As if her words hit him right in the feels, Matt’s face falls to pieces, and he pulls his sister into a fierce hug.

“I don’t know what I’d do if I lost you, Squirt,” he says into her hair, a tear slipping down his scruffy cheek.

When Matt finally releases her, he swipes at his cheek and allows Mila in for a hug, taking that moment to gesture for me to follow him round the side of the ambulance.

“What the fuck, man?” he growls. “Why are you here with my sister?”

“I was coming to help with her charity dinner,” I reply, flustered by the question. “It’s part of the deal—they get their dessert served by a Whalers player. Good job I came when I did.”

“Yeah, okay,” Matt says, looking at me suspiciously. “Thanks for calling the cops and making sure those scumbags didn’t get away.”

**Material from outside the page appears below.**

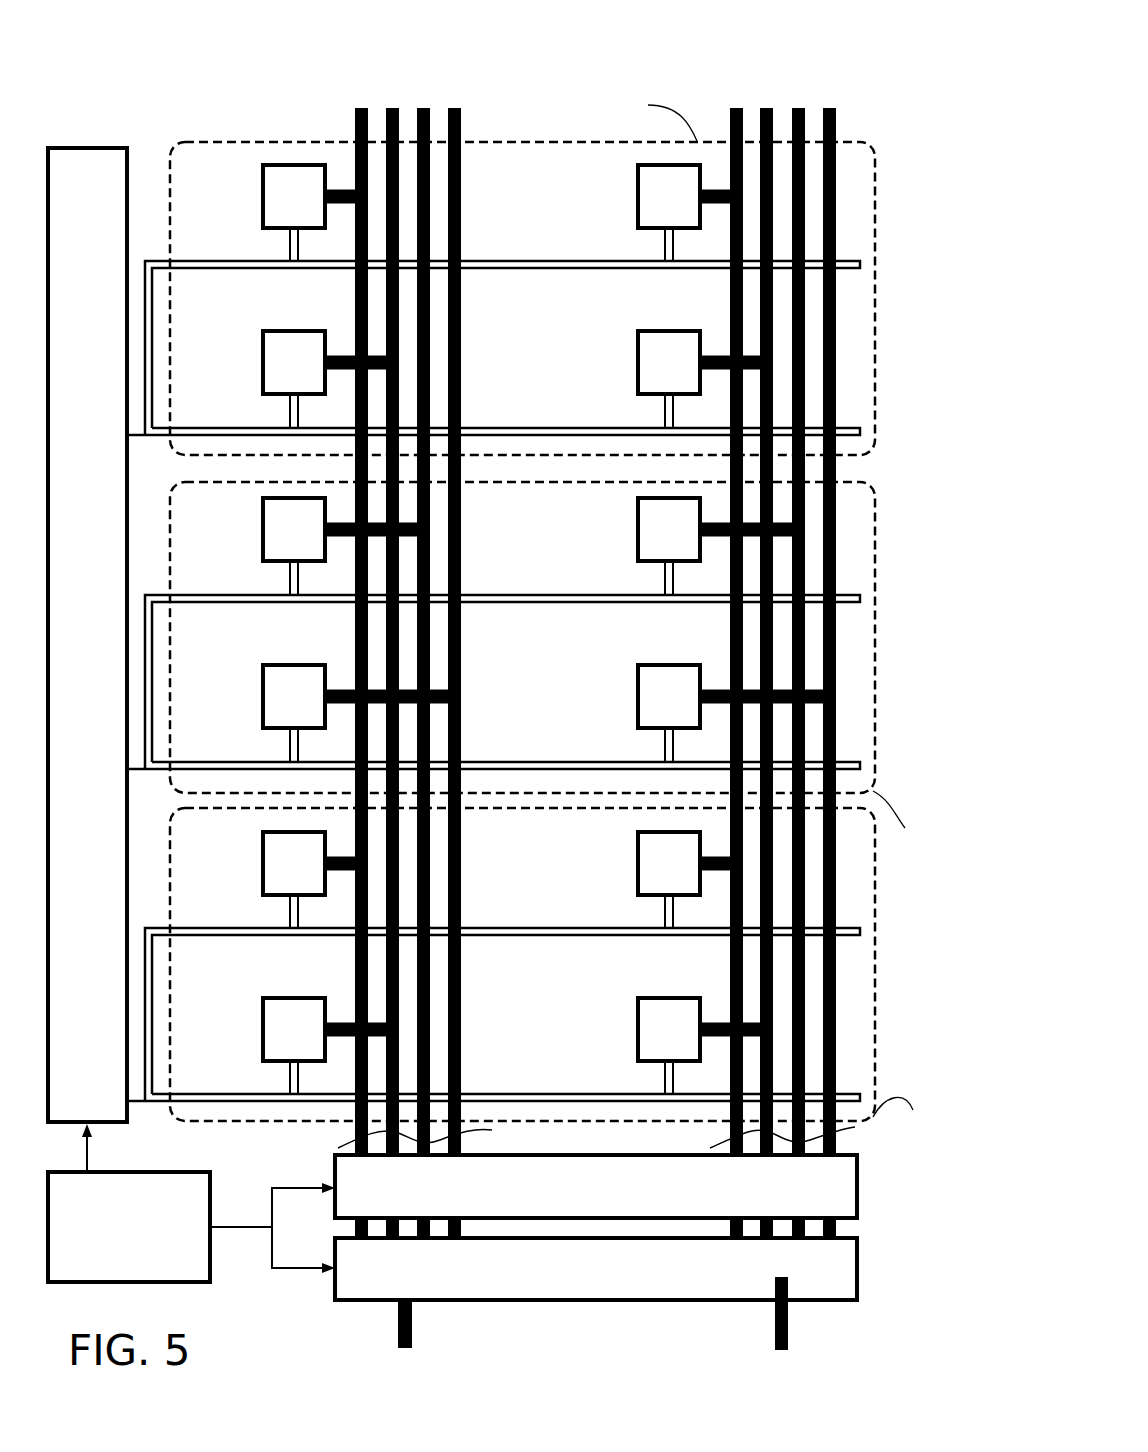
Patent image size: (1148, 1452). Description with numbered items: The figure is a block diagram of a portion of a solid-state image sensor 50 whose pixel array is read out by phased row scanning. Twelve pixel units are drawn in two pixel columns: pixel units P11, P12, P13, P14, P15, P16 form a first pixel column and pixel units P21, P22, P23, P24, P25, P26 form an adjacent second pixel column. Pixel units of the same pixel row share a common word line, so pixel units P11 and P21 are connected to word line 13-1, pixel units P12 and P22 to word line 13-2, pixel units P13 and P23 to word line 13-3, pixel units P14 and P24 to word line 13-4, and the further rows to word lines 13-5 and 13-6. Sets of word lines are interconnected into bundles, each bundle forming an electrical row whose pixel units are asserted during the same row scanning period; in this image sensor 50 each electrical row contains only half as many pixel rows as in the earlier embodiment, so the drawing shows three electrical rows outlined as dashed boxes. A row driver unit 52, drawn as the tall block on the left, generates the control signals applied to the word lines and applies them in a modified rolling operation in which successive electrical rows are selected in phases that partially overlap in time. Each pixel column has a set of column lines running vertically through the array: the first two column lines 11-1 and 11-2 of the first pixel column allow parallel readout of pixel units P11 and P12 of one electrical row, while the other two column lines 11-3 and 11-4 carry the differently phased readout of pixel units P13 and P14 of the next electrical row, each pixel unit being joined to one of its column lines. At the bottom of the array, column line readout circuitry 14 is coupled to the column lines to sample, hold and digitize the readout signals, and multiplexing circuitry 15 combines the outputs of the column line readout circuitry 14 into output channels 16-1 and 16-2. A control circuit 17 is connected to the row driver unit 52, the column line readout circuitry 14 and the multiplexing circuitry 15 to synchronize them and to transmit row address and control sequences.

“No problem, man.” I slap his arm and we return to the back of the ambulance where Lana is being strapped onto the gurney ready to be taken to hospital. She insists she’ll be fine and that we can meet her there, so Mila drives the Rover and Matt and I take our respective cars, all of us following the ambulance in convoy.

Thankfully, the Emergency Room is quiet, and Lana is seen almost immediately, being taken to X-ray to check her eye socket which is getting blacker every time I look at it. While she’s gone, Matt, Mila, and I pace the waiting room, drinking bad coffee and not talking. It’s awkward as fuck because I just want to let all my emotions flood out—the fear of losing her, the relief of having her my arms again, and the guilt about hiding our blossoming relationship from her brother.

After an hour of hell, Lana is pushed into the waiting room in a wheelchair by a nurse, who hands over her pain meds and instructions to ice her eye regularly. She confirms there is a hairline fracture, but it’ll just have to heal on its own. While Mila goes to get the Range Rover and Matt follows the nurse so he can settle up the hospital paperwork, I squat down next to Lana and take her hand. I kiss her knuckles and rub her palm against my bearded face, feeling the tears finally sting my eyes and the back of my nose. Lana cups my face in her hand and leans forward to kiss my lips gently, tears falling down her face.

At this moment, no words are needed. We just have to feel it, our lips pressed together, our tears mingling, the magic of our connection fizzing between us.

That is until the spell is broken.

“What the hell is this shit?” Matt yells, causing us to spring apart, Lana covering her face with her hands, wincing when she touches her swollen eye. “You’re kissing my sister after what she’s been through tonight? Now is not the time to hit on her.”

Lana does her best to roll her eyes. “He’s not hitting on me.”

“Then why was he sucking on your face?”

My head snaps between the siblings as they bicker back and forth.

“He wasn’t sucking on my face,” Lana growls back. “He was comforting me because we’ve been seeing each other, and he knows I need him.”

With that, Matt’s glare becomes firmly fixed on me. His blue eyes are dark and stormy. However, instead of killing me with his bare hands, he takes a deep breath and slowly releases it.

“I have no capacity to deal with that on top of everything else that’s happened tonight, so I suggest you get the fuck out of here before I make Dexter our first string goalie.”

I give Lana’s hand one more squeeze and smile down at her. “I’ll call you later, babe.”

As I leave, I turn to Matt and say quietly “We really like each other, you know. This isn’t my usual one-and-done. I think I’m in love with her.”

And with that, I leave my firecracker in the care of her big brother, even though walking away from her is one of the hardest things I’ve ever had to do.